Scientific classification
- Kingdom: Plantae
- Clade: Tracheophytes
- Clade: Angiosperms
- Clade: Eudicots
- Clade: Asterids
- Order: Asterales
- Family: Asteraceae
- Genus: Eutrochium
- Species: E. steelei
- Binomial name: Eutrochium steelei (E.E.Lamont) E.E.Lamont 2004
- Synonyms: Eupatoriadelphus steelei (E.E.Lamont) G.J.Schmidt & E.E.Schill.; Eupatorium steelei E.E. Lamont 1990;

= Eutrochium steelei =

- Genus: Eutrochium
- Species: steelei
- Authority: (E.E.Lamont) E.E.Lamont 2004
- Conservation status: G4
- Synonyms: Eupatoriadelphus steelei (E.E.Lamont) G.J.Schmidt & E.E.Schill., Eupatorium steelei E.E. Lamont 1990

Species of flowering plant

Eutrochium steelei, also known as Appalachian Joe-Pye weed or Steele's eupatorium, is a North American species of plants in the family Asteraceae.
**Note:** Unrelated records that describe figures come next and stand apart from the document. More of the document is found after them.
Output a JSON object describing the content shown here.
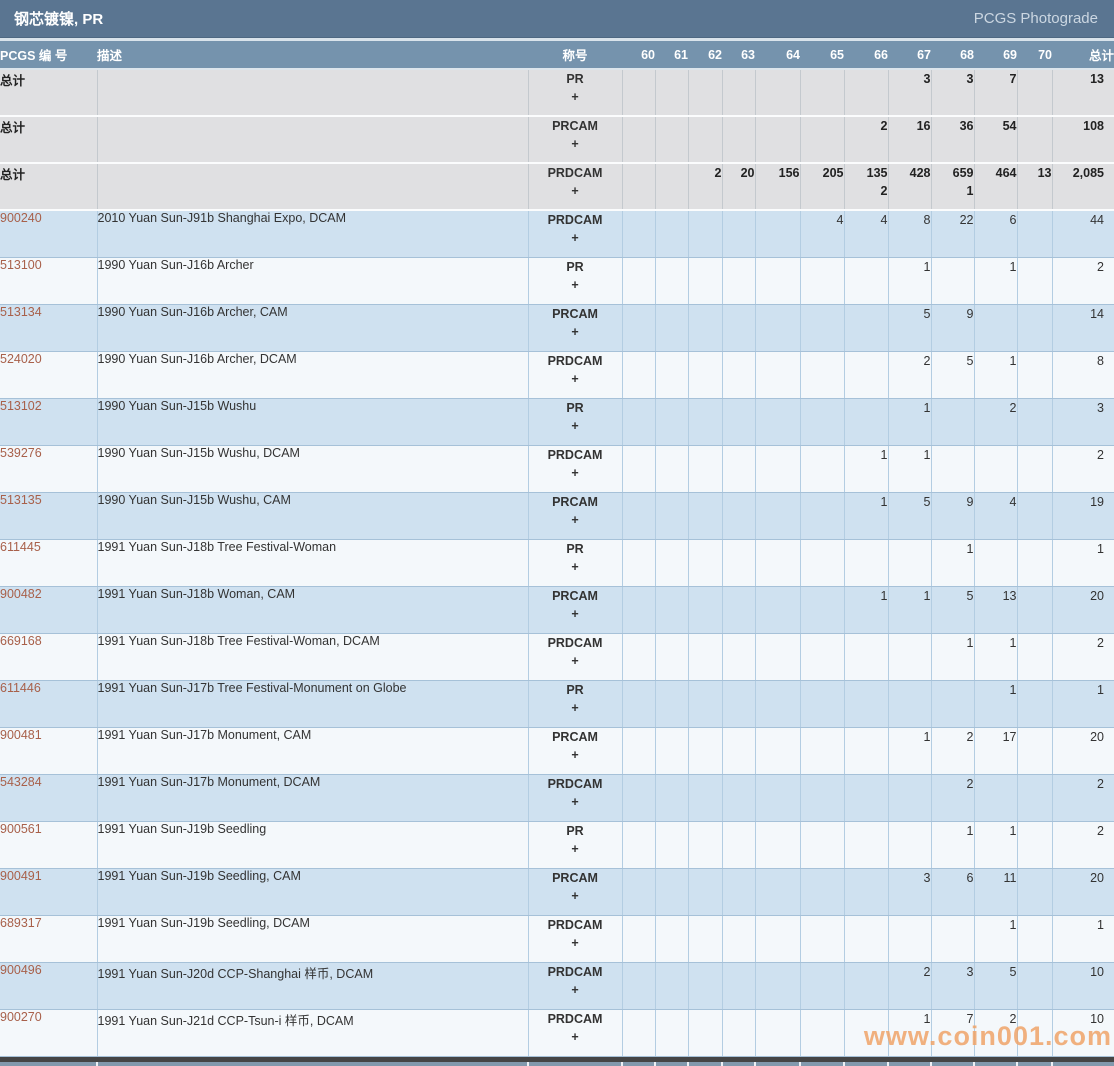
{
  "page": {
    "title": "钢芯镀镍, PR",
    "subtitle": "PCGS Photograde",
    "watermark": "www.coin001.com"
  },
  "colors": {
    "title_bar": "#5a7591",
    "header_bar": "#7593ad",
    "row_gray": "#e0e0e2",
    "row_blue": "#cfe1f0",
    "row_white": "#f4f8fb",
    "link": "#a8604a",
    "watermark": "#f0a469"
  },
  "table": {
    "headers": [
      "PCGS 编 号",
      "描述",
      "称号",
      "60",
      "61",
      "62",
      "63",
      "64",
      "65",
      "66",
      "67",
      "68",
      "69",
      "70",
      "总计"
    ],
    "summary_rows": [
      {
        "id": "总计",
        "desc": "",
        "designation": "PR",
        "plus": "+",
        "values": [
          "",
          "",
          "",
          "",
          "",
          "",
          "",
          "3",
          "3",
          "7",
          "",
          "13"
        ]
      },
      {
        "id": "总计",
        "desc": "",
        "designation": "PRCAM",
        "plus": "+",
        "values": [
          "",
          "",
          "",
          "",
          "",
          "",
          "2",
          "16",
          "36",
          "54",
          "",
          "108"
        ]
      },
      {
        "id": "总计",
        "desc": "",
        "designation": "PRDCAM",
        "plus": "+",
        "values": [
          "",
          "",
          "2",
          "20",
          "156",
          "205",
          "135",
          "428",
          "659",
          "464",
          "13",
          "2,085"
        ],
        "values2": [
          "",
          "",
          "",
          "",
          "",
          "",
          "2",
          "",
          "1",
          "",
          "",
          ""
        ]
      }
    ],
    "item_rows": [
      {
        "id": "900240",
        "desc": "2010 Yuan Sun-J91b Shanghai Expo, DCAM",
        "designation": "PRDCAM",
        "plus": "+",
        "values": [
          "",
          "",
          "",
          "",
          "",
          "4",
          "4",
          "8",
          "22",
          "6",
          "",
          "44"
        ]
      },
      {
        "id": "513100",
        "desc": "1990 Yuan Sun-J16b Archer",
        "designation": "PR",
        "plus": "+",
        "values": [
          "",
          "",
          "",
          "",
          "",
          "",
          "",
          "1",
          "",
          "1",
          "",
          "2"
        ]
      },
      {
        "id": "513134",
        "desc": "1990 Yuan Sun-J16b Archer, CAM",
        "designation": "PRCAM",
        "plus": "+",
        "values": [
          "",
          "",
          "",
          "",
          "",
          "",
          "",
          "5",
          "9",
          "",
          "",
          "14"
        ]
      },
      {
        "id": "524020",
        "desc": "1990 Yuan Sun-J16b Archer, DCAM",
        "designation": "PRDCAM",
        "plus": "+",
        "values": [
          "",
          "",
          "",
          "",
          "",
          "",
          "",
          "2",
          "5",
          "1",
          "",
          "8"
        ]
      },
      {
        "id": "513102",
        "desc": "1990 Yuan Sun-J15b Wushu",
        "designation": "PR",
        "plus": "+",
        "values": [
          "",
          "",
          "",
          "",
          "",
          "",
          "",
          "1",
          "",
          "2",
          "",
          "3"
        ]
      },
      {
        "id": "539276",
        "desc": "1990 Yuan Sun-J15b Wushu, DCAM",
        "designation": "PRDCAM",
        "plus": "+",
        "values": [
          "",
          "",
          "",
          "",
          "",
          "",
          "1",
          "1",
          "",
          "",
          "",
          "2"
        ]
      },
      {
        "id": "513135",
        "desc": "1990 Yuan Sun-J15b Wushu, CAM",
        "designation": "PRCAM",
        "plus": "+",
        "values": [
          "",
          "",
          "",
          "",
          "",
          "",
          "1",
          "5",
          "9",
          "4",
          "",
          "19"
        ]
      },
      {
        "id": "611445",
        "desc": "1991 Yuan Sun-J18b Tree Festival-Woman",
        "designation": "PR",
        "plus": "+",
        "values": [
          "",
          "",
          "",
          "",
          "",
          "",
          "",
          "",
          "1",
          "",
          "",
          "1"
        ]
      },
      {
        "id": "900482",
        "desc": "1991 Yuan Sun-J18b Woman, CAM",
        "designation": "PRCAM",
        "plus": "+",
        "values": [
          "",
          "",
          "",
          "",
          "",
          "",
          "1",
          "1",
          "5",
          "13",
          "",
          "20"
        ]
      },
      {
        "id": "669168",
        "desc": "1991 Yuan Sun-J18b Tree Festival-Woman, DCAM",
        "designation": "PRDCAM",
        "plus": "+",
        "values": [
          "",
          "",
          "",
          "",
          "",
          "",
          "",
          "",
          "1",
          "1",
          "",
          "2"
        ]
      },
      {
        "id": "611446",
        "desc": "1991 Yuan Sun-J17b Tree Festival-Monument on Globe",
        "designation": "PR",
        "plus": "+",
        "values": [
          "",
          "",
          "",
          "",
          "",
          "",
          "",
          "",
          "",
          "1",
          "",
          "1"
        ]
      },
      {
        "id": "900481",
        "desc": "1991 Yuan Sun-J17b Monument, CAM",
        "designation": "PRCAM",
        "plus": "+",
        "values": [
          "",
          "",
          "",
          "",
          "",
          "",
          "",
          "1",
          "2",
          "17",
          "",
          "20"
        ]
      },
      {
        "id": "543284",
        "desc": "1991 Yuan Sun-J17b Monument, DCAM",
        "designation": "PRDCAM",
        "plus": "+",
        "values": [
          "",
          "",
          "",
          "",
          "",
          "",
          "",
          "",
          "2",
          "",
          "",
          "2"
        ]
      },
      {
        "id": "900561",
        "desc": "1991 Yuan Sun-J19b Seedling",
        "designation": "PR",
        "plus": "+",
        "values": [
          "",
          "",
          "",
          "",
          "",
          "",
          "",
          "",
          "1",
          "1",
          "",
          "2"
        ]
      },
      {
        "id": "900491",
        "desc": "1991 Yuan Sun-J19b Seedling, CAM",
        "designation": "PRCAM",
        "plus": "+",
        "values": [
          "",
          "",
          "",
          "",
          "",
          "",
          "",
          "3",
          "6",
          "11",
          "",
          "20"
        ]
      },
      {
        "id": "689317",
        "desc": "1991 Yuan Sun-J19b Seedling, DCAM",
        "designation": "PRDCAM",
        "plus": "+",
        "values": [
          "",
          "",
          "",
          "",
          "",
          "",
          "",
          "",
          "",
          "1",
          "",
          "1"
        ]
      },
      {
        "id": "900496",
        "desc": "1991 Yuan Sun-J20d CCP-Shanghai 样币, DCAM",
        "designation": "PRDCAM",
        "plus": "+",
        "values": [
          "",
          "",
          "",
          "",
          "",
          "",
          "",
          "2",
          "3",
          "5",
          "",
          "10"
        ]
      },
      {
        "id": "900270",
        "desc": "1991 Yuan Sun-J21d CCP-Tsun-i 样币, DCAM",
        "designation": "PRDCAM",
        "plus": "+",
        "values": [
          "",
          "",
          "",
          "",
          "",
          "",
          "",
          "1",
          "7",
          "2",
          "",
          "10"
        ]
      }
    ]
  }
}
It is found only in the Appalachian Mountains of the eastern United States, in the States of Virginia, Kentucky, Tennessee, North Carolina, and Georgia.

Eutrochium steelei is a perennial herb sometimes as much as 200 cm tall. Stems are greenish-purple, not hollow. One plant can produce many small pink or purple flower heads, each head with 5-10 disc flowers but no ray flowers.